That description is broadly consistent with a real social-engineering pattern, but I cannot independently verify every claim in that quoted text from here.
What it means in practice
A “watering hole” style attack in this context usually means:
- Attackers create a fake or copied documentation page
- The victim believes they are following legitimate install steps
- The page shows malicious terminal or PowerShell commands instead of the real ones
- The malware execution is triggered by the user pasting and running those commands
So the main risk is not a traditional drive-by exploit, but a user being tricked into executing attacker-controlled commands.
Why this is effective
Many developers and power users are used to copying install commands directly from documentation.

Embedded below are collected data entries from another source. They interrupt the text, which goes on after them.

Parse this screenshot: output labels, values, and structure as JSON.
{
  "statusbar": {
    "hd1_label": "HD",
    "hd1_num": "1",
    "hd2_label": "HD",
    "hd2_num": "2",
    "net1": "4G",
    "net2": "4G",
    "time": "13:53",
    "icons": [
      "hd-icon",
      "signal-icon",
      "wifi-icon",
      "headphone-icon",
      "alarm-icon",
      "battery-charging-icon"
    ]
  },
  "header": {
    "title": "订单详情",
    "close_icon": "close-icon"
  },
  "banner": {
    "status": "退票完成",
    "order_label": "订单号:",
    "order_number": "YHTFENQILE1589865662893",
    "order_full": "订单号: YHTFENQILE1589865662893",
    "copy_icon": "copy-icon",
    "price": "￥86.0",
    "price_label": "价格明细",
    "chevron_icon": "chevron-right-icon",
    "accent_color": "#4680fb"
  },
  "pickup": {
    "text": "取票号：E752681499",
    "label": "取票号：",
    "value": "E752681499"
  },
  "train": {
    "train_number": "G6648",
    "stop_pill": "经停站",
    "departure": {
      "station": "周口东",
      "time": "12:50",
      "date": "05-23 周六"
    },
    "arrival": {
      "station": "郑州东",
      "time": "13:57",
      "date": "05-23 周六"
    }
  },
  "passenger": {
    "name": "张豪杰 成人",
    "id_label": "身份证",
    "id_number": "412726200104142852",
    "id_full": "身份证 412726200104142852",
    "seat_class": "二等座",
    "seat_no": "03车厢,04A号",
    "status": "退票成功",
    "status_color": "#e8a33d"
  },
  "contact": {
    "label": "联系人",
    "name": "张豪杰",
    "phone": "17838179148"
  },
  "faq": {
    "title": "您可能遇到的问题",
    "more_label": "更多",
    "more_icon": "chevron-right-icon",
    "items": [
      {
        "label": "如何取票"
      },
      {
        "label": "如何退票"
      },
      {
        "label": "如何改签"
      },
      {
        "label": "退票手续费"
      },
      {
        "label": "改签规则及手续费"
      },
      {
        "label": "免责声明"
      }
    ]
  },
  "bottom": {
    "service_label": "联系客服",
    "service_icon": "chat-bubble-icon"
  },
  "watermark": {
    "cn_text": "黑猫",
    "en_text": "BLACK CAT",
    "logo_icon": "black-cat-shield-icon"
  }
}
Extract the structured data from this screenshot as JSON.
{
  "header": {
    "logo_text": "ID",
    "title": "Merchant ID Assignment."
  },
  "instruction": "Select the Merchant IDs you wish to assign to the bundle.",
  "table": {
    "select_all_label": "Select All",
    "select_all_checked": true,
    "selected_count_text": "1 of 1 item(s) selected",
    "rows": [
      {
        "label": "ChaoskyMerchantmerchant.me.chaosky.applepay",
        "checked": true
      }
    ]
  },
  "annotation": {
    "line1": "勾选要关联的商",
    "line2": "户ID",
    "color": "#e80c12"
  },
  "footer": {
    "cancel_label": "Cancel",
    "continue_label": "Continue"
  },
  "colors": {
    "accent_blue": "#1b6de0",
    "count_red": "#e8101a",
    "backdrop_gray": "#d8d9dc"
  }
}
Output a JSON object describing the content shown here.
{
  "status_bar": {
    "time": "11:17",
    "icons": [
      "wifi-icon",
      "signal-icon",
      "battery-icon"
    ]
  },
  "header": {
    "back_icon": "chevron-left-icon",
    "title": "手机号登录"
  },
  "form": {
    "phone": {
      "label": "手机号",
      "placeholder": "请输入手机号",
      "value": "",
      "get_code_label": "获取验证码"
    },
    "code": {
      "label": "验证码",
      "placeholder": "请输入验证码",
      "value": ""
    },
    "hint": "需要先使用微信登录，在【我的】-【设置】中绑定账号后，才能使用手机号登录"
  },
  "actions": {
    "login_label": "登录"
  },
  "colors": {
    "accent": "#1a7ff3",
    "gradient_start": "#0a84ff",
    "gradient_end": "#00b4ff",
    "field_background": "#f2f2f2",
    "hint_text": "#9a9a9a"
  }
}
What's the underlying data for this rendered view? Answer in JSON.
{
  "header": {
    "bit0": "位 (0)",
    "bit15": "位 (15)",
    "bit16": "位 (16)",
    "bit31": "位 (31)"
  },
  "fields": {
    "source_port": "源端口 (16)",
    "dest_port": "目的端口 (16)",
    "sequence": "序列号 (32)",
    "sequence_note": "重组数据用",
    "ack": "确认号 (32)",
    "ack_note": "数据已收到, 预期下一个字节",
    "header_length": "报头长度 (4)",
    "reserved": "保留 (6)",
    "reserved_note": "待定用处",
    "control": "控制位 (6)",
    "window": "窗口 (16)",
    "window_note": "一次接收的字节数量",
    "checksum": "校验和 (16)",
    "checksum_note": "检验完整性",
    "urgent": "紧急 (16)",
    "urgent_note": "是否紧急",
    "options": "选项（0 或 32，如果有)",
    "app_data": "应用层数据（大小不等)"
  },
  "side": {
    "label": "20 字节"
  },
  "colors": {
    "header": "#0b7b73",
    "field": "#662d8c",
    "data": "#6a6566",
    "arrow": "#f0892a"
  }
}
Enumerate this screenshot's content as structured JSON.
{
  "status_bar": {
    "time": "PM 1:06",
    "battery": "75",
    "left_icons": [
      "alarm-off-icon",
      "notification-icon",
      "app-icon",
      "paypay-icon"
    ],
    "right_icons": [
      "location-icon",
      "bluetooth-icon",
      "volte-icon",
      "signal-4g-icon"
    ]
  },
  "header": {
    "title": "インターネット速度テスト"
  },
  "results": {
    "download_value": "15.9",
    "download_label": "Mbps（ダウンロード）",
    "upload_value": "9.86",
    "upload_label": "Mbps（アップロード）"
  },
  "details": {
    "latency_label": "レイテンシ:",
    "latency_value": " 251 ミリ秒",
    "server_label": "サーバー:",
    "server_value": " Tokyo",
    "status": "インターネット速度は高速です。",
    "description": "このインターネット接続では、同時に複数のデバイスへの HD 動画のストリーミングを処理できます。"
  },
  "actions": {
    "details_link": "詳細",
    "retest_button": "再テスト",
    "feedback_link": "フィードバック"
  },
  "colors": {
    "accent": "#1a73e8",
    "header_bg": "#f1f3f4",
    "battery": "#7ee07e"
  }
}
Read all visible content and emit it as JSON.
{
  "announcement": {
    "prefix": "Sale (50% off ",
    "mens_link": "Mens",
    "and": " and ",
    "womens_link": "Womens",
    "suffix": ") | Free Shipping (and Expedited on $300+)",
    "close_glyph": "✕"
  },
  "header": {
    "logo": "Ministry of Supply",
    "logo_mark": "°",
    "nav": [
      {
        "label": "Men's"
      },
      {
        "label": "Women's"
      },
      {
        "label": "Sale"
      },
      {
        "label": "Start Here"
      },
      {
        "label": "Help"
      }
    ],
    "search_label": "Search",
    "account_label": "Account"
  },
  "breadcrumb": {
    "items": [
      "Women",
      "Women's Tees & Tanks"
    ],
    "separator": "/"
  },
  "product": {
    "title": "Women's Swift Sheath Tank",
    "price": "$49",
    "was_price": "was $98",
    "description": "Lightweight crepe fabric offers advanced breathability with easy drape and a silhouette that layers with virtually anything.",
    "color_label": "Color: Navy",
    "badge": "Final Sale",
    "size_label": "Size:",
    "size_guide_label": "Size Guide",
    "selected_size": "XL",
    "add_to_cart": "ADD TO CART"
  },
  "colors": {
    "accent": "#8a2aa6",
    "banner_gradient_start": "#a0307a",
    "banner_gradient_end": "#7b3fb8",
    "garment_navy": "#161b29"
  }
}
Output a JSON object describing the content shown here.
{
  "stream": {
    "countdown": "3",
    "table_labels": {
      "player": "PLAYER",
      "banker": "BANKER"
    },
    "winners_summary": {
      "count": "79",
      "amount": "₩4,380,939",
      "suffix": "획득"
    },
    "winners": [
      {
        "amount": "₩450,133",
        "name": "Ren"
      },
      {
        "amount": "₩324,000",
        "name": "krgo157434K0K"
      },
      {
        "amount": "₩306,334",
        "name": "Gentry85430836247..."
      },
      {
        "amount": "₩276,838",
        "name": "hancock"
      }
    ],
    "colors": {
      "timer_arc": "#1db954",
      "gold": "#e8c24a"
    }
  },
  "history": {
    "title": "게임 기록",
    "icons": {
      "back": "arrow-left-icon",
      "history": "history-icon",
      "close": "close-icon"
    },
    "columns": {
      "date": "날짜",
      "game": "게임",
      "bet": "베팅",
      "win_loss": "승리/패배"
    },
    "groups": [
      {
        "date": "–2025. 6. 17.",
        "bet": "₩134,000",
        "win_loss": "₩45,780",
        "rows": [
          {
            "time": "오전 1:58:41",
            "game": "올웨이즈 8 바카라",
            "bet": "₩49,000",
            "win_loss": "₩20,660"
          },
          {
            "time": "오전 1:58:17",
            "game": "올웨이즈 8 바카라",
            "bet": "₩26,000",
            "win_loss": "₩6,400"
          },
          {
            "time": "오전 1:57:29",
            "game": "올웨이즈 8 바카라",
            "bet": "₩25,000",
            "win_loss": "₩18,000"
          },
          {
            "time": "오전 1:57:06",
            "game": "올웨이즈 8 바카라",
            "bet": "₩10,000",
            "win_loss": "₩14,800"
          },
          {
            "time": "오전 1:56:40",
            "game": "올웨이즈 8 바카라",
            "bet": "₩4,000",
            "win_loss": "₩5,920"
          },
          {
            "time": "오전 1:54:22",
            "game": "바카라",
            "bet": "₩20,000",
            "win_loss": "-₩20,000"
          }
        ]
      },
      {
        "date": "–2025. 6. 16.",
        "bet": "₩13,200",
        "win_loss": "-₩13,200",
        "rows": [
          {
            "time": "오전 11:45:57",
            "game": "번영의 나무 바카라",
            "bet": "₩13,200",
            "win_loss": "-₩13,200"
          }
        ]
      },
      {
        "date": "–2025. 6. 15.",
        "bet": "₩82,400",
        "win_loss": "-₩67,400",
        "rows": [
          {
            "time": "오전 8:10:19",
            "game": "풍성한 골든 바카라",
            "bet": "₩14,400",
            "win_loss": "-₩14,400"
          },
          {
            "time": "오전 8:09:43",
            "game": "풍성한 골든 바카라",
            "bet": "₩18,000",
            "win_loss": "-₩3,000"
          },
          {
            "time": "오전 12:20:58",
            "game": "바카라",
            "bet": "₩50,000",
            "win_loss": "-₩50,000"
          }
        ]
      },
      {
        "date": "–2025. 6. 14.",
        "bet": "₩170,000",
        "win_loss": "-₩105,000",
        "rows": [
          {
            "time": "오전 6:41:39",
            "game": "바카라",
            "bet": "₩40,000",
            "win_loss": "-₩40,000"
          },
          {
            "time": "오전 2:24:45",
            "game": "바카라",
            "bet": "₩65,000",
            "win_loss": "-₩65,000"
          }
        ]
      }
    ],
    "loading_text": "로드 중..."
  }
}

If an attacker clones a trusted-looking page well enough, the victim may not notice:
- A slightly different domain
- Modified install instructions
- Extra flags or hidden command chains
- Use of curl, irm, iex, bash, sh, or similar direct execution methods
Commands that download and immediately execute content are especially risky.
Good safety habits
For Windows and macOS, the safest approach is:
- Use only the official vendor domain
- Type the known official URL manually or use a trusted bookmark
- Verify the domain carefully before copying commands
- Avoid one-liners that download and execute in the same step
- Read commands before running them, especially anything involving shell scripts or PowerShell
- Prefer official package managers or signed installers when available
Examples of higher-risk patterns include:
- PowerShell commands using irm, iwr, or iex
- Shell commands piping curl or wget output into sh or bash
- Commands that disable security prompts or change execution policy
If someone already ran a suspicious command
Reasonable next steps would be:
- Disconnect the affected system from the network if compromise is suspected
- Run a scan with reputable security software
- Review startup entries, scheduled tasks, launch agents, and recent downloads
- Change passwords from a clean device if credentials may have been exposed
- Check official documentation to compare the legitimate install steps
- Submit any downloaded file, script, or URL to VirusTotal for additional analysis
If there are signs of active compromise, posting logs in the appropriate MalwareTips malware removal/support section would be the safest next step.
Bottom line
Yes, this is a credible attack method in general: fake documentation pages can trick users into running malicious install commands. The safest defense is to verify the domain and avoid copy-pasting commands that fetch and execute remote content in one step.